WITHOUT a responsive and modern police force, long-term peace will be difficult to establish in our cities, and militarised policing is no sustainable alternative to an effective police service. When it comes to policing Sindh, specifically its vast capital Karachi, while an ongoing law-enforcement operation led by the paramilitary Rangers has brought a modicum of peace to the metropolis, there are still many miles to go before Karachi can be termed a safe city. For example, episodes of violent crime — targeted killings, kidnappings — still occur, while the province’s top officials have acknowledged that street crime remains a major problem. In this regard, Sindh’s inspector general of police, A.D. Khowaja, while speaking to the business community in Karachi recently, highlighted many areas which require attention if the police service is to be reformed. Amongst the major problems highlighted by the provincial police chief was the killing of police officers, as well as the need for a modern police law.
Where the killing of police officers is concerned — whether it is the gratuitous violence the city witnessed in the 1990s, or the targeting of police officers by militants and gangsters in the recent past — IGP Khowaja was absolutely right in saying that when the killers of officers are not brought to justice, the inaction saps the morale of the force. Our justice system is notoriously slow, where justice is delayed by years, if not decades. However, if the state wants to encourage police officers to do their best, it must try and punish those responsible for murdering their colleagues. Furthermore, the families of fallen officers must be cared for and treated with dignity. There have been media reports which have highlighted the humiliating bureaucratic runaround some heirs of killed policemen have been given by the machinery of the state.
As for the Sindh IGP’s second point — of the need for a modern police law — this is also a very valid observation. In 2011, the PPP-led government repealed the Police Order 2002 and replaced it with a relic of the Raj, the Police Act of 1861. It is difficult to understand how political forces that swear by progressive values continue to justify the reimposition of this colonial law.
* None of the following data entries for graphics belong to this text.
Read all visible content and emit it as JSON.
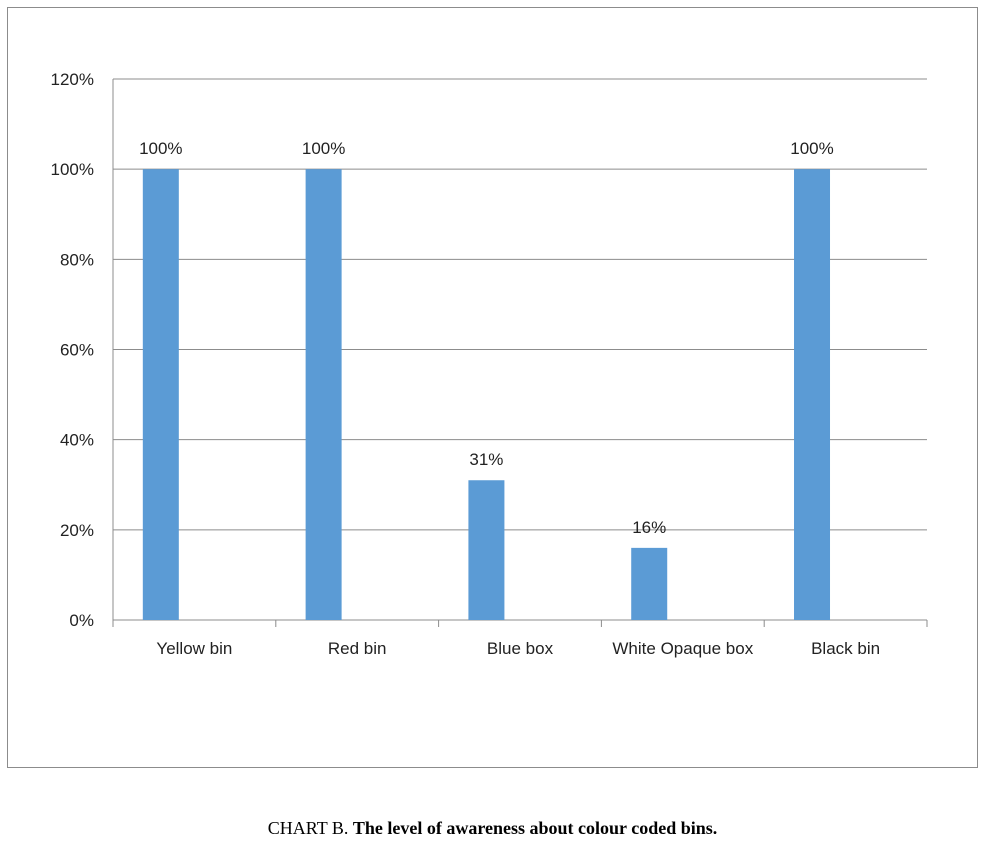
{
  "caption": {
    "prefix": "CHART B.",
    "title": "The level of awareness about colour coded bins."
  },
  "chart_data": {
    "type": "bar",
    "categories": [
      "Yellow bin",
      "Red bin",
      "Blue box",
      "White Opaque box",
      "Black bin"
    ],
    "values": [
      100,
      100,
      31,
      16,
      100
    ],
    "data_labels": [
      "100%",
      "100%",
      "31%",
      "16%",
      "100%"
    ],
    "y_ticks": [
      "0%",
      "20%",
      "40%",
      "60%",
      "80%",
      "100%",
      "120%"
    ],
    "ylim": [
      0,
      120
    ],
    "y_unit": "%",
    "grid": true,
    "legend": "none",
    "bar_color": "#5b9bd5",
    "grid_color": "#8c8c8c"
  }
}
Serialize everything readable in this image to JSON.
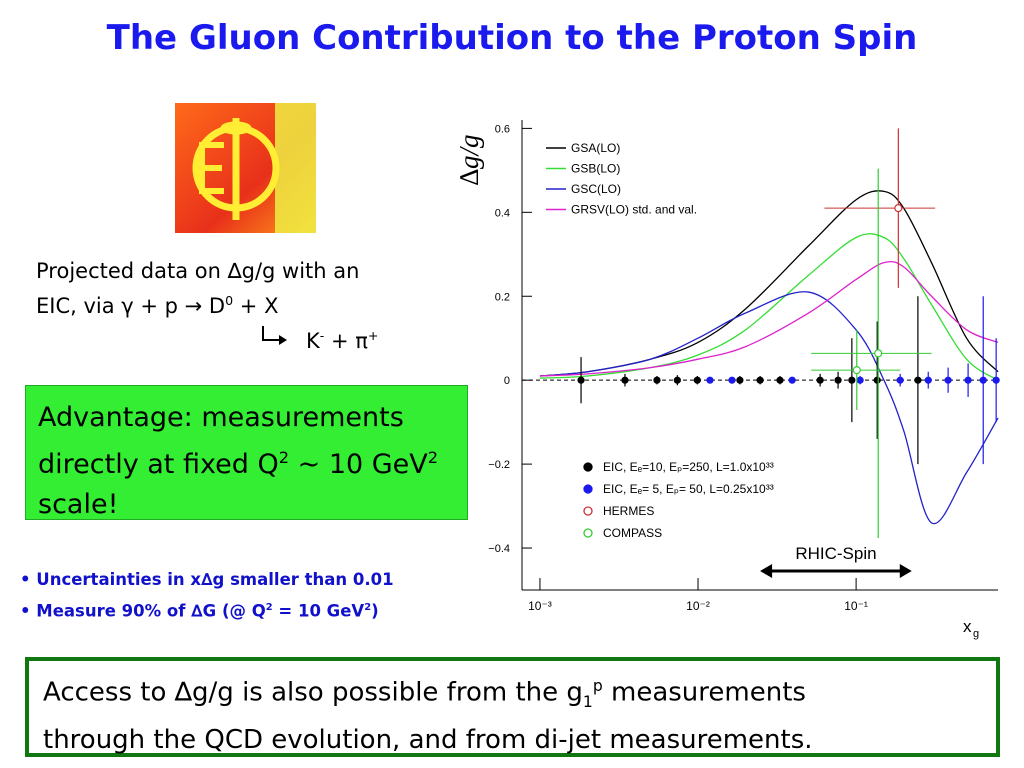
{
  "title": "The Gluon Contribution to the Proton Spin",
  "projection": {
    "line1": "Projected data on ∆g/g with an",
    "line2": "EIC, via γ + p → D",
    "line2_sup": "0",
    "line2_end": " + X",
    "line3": "K",
    "line3_sup": "-",
    "line3_mid": " + π",
    "line3_sup2": "+"
  },
  "advantage": {
    "text1": "Advantage: measurements directly at fixed Q",
    "sup1": "2",
    "text2": " ~ 10 GeV",
    "sup2": "2",
    "text3": " scale!"
  },
  "bullets": {
    "b1": "Uncertainties in x∆g smaller than 0.01",
    "b2_1": "Measure 90% of ∆G (@ Q",
    "b2_sup1": "2",
    "b2_2": " = 10 GeV",
    "b2_sup2": "2",
    "b2_3": ")"
  },
  "footer": {
    "text1": "Access to ∆g/g is also possible from the g",
    "sub": "1",
    "sup": "p",
    "text2": " measurements",
    "line2": "through the QCD evolution, and from di-jet measurements."
  },
  "chart_data": {
    "type": "line",
    "xscale": "log",
    "xlim": [
      0.00077,
      0.79
    ],
    "ylim": [
      -0.5,
      0.62
    ],
    "xticks": [
      {
        "value": 0.001,
        "label": "10⁻³"
      },
      {
        "value": 0.01,
        "label": "10⁻²"
      },
      {
        "value": 0.1,
        "label": "10⁻¹"
      }
    ],
    "yticks": [
      0.6,
      0.4,
      0.2,
      0,
      {
        "value": -0.2,
        "label": "−0.2"
      },
      {
        "value": -0.4,
        "label": "−0.4"
      }
    ],
    "ylabel": "∆g/g",
    "xlabel": "x",
    "xlabel_sub": "g",
    "x": [
      0.001,
      0.002,
      0.005,
      0.01,
      0.02,
      0.05,
      0.1,
      0.15,
      0.2,
      0.3,
      0.5,
      0.79
    ],
    "series": [
      {
        "name": "GSA(LO)",
        "color": "#000000",
        "values": [
          0.01,
          0.02,
          0.05,
          0.09,
          0.17,
          0.32,
          0.43,
          0.45,
          0.41,
          0.28,
          0.1,
          0.02
        ]
      },
      {
        "name": "GSB(LO)",
        "color": "#33dd33",
        "values": [
          0.005,
          0.01,
          0.03,
          0.06,
          0.12,
          0.25,
          0.34,
          0.34,
          0.29,
          0.18,
          0.05,
          0.0
        ]
      },
      {
        "name": "GSC(LO)",
        "color": "#2222cc",
        "values": [
          0.01,
          0.02,
          0.05,
          0.1,
          0.16,
          0.21,
          0.12,
          0.0,
          -0.12,
          -0.34,
          -0.22,
          -0.09
        ]
      },
      {
        "name": "GRSV(LO) std. and val.",
        "color": "#dd22cc",
        "values": [
          0.01,
          0.015,
          0.03,
          0.05,
          0.08,
          0.16,
          0.24,
          0.28,
          0.27,
          0.2,
          0.12,
          0.09
        ]
      }
    ],
    "points": [
      {
        "name": "EIC, Eₑ=10, Eₚ=250, L=1.0x10³³",
        "color": "#000000",
        "marker": "filled",
        "x": [
          0.00182,
          0.00345,
          0.0055,
          0.0074,
          0.0099,
          0.0184,
          0.0247,
          0.033,
          0.0592,
          0.0769,
          0.094,
          0.136,
          0.246
        ],
        "values": [
          0,
          0,
          0,
          0,
          0,
          0,
          0,
          0,
          0,
          0,
          0,
          0,
          0
        ],
        "errors": [
          0.055,
          0.015,
          0.01,
          0.012,
          0.01,
          0.01,
          0.01,
          0.01,
          0.015,
          0.02,
          0.1,
          0.14,
          0.2
        ]
      },
      {
        "name": "EIC, Eₑ= 5, Eₚ= 50, L=0.25x10³³",
        "color": "#1a1aee",
        "marker": "filled",
        "x": [
          0.0119,
          0.0164,
          0.0394,
          0.106,
          0.19,
          0.286,
          0.382,
          0.511,
          0.637,
          0.769
        ],
        "values": [
          0,
          0,
          0,
          0,
          0,
          0,
          0,
          0,
          0,
          0
        ],
        "errors": [
          0.005,
          0.005,
          0.005,
          0.01,
          0.015,
          0.02,
          0.03,
          0.04,
          0.2,
          0.1
        ]
      },
      {
        "name": "HERMES",
        "color": "#cc3333",
        "marker": "open",
        "x": [
          0.185
        ],
        "values": [
          0.41
        ],
        "errors": [
          0.19
        ],
        "xlow": [
          0.063
        ],
        "xhigh": [
          0.316
        ]
      },
      {
        "name": "COMPASS",
        "color": "#33cc33",
        "marker": "open",
        "x": [
          0.101,
          0.138
        ],
        "values": [
          0.024,
          0.064
        ],
        "errors": [
          0.095,
          0.44
        ],
        "xlow": [
          0.052,
          0.052
        ],
        "xhigh": [
          0.19,
          0.3
        ]
      }
    ],
    "annotation": "RHIC-Spin",
    "annotation_range": [
      0.0247,
      0.225
    ]
  }
}
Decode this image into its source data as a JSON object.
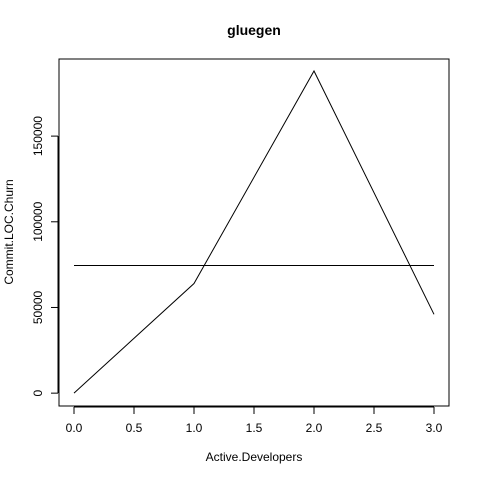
{
  "chart_data": {
    "type": "line",
    "title": "gluegen",
    "xlabel": "Active.Developers",
    "ylabel": "Commit.LOC.Churn",
    "xlim": [
      -0.125,
      3.125
    ],
    "ylim": [
      -7500,
      195000
    ],
    "x_ticks": [
      "0.0",
      "0.5",
      "1.0",
      "1.5",
      "2.0",
      "2.5",
      "3.0"
    ],
    "y_ticks": [
      "0",
      "50000",
      "100000",
      "150000"
    ],
    "grid": false,
    "series": [
      {
        "x": [
          0,
          1,
          2,
          3
        ],
        "y": [
          0,
          64000,
          188000,
          46000
        ]
      }
    ],
    "reference_line": {
      "y": 74500,
      "x_from": 0,
      "x_to": 3
    }
  }
}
Clearly, Sindh needs a law in sync with the spirit of the times, not an instrument the British used to control the colonised population. The current set-up encourages the politicisation of the police force — under this system, officers’ loyalties lie with their political masters, not with the state and the law. Due to heavy politicisation of the force and the corruption it engenders, the genuine sacrifices of police personnel are overshadowed. Mr Khowaja’s recommendations may have not gone down well in some quarters; but these bitter pills need to be swallowed in order to reform the Sindh police.